In his mind, Creed could hear the hissing of air brakes. The scent of diesel filled his nostrils. It could still make him nauseated. He was never sure how that was possible but after this many years, this many times, he didn’t question it anymore. He just wished it would go away.
Creed stopped in his tracks. Squeezed his eyes tight and shook his head. The replay of that night including all the sights and sounds and scents came back so easily as if it had happened only yesterday. Creed had started his K-9 business in the hopes of one day finding some answers. It was an honorable mission, but gut-wrenching, because every time he helped find the body of a little girl or a young woman it brought back the panic of that night. He no longer believed that anything short of finding Brodie’s remains, would offer any relief. And even then, how could he possibly find relief?
He went
in the back door of the house, entering the kitchen. Immediately, he was struck by the scent of cinnamon and fresh baked bread. Hannah looked over at him from the counter where she was mixing a concoction that filled the air with a heavenly scent that reminded Creed of the holidays.

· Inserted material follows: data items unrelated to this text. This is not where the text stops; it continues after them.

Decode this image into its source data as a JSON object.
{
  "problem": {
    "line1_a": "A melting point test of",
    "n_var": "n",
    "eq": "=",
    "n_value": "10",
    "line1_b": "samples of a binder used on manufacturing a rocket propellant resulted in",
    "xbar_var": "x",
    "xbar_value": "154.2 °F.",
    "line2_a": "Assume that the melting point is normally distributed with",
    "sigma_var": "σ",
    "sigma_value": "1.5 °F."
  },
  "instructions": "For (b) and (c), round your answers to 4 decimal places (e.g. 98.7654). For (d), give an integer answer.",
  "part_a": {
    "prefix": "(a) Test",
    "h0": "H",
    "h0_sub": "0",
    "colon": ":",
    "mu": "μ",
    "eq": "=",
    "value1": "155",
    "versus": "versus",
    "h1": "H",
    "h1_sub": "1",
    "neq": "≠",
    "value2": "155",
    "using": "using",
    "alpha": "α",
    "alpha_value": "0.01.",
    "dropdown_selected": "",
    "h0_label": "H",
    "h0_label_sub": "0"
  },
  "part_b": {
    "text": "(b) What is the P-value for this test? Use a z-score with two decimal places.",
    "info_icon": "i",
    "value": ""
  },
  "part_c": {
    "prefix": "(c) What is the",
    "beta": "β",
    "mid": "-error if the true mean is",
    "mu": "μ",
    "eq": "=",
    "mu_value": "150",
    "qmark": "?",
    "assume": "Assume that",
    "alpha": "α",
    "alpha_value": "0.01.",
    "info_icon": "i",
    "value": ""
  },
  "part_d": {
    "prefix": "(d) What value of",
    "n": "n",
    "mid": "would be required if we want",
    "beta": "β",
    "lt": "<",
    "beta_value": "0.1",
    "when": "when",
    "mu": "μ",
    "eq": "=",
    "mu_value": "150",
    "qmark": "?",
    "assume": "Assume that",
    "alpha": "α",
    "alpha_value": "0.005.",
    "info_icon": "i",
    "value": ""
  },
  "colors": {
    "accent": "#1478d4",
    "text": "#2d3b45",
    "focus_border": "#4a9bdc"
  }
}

“She said she’d call back within the hour,” Hannah said. “You want coffee? I just made a fresh pot.”
“She?”
“Maggie O’Dell.”
He opened a cupboard and pulled out a mug to give himself something to do. When he went to pour the coffee he noticed a slight tremor in his hand and turned so Hannah couldn’t see it. Creed had worked with Maggie several times. Last spring they ended up in an isolation ward together after being exposed to the bird flu virus.
They talked on a regular basis though mostly by phone. They were friends. Friends? Was that what they were? Actually, they’d shared too much to be only friends, and there was way too much electricity between them, but that’s where they kept their relationship. Creed tried not to think about it. It was what it was, and he had decided that wouldn’t change until or unless Maggie wanted it to change.
“What exactly did she say?” Creed asked when he realized Hannah wasn’t going to tell him without him asking.
“I don’t want you to get all riled, okay?”
She emptied her hands and placed them on her ample hips, a gesture usually reserved for lectures or sermons. But Creed met her eyes and caught a flicker of alarm before she replaced it with concern.
“All she told me was that she had some questions for you about Brodie.”
He held her gaze, weighing whether or not she was holding anything back. The two of them were brutally honest with each other. Hannah was his business partner but in the last seven years she had also become his family, his confidant, even his moral compass. She wouldn’t lie to him. She couldn’t lie to him.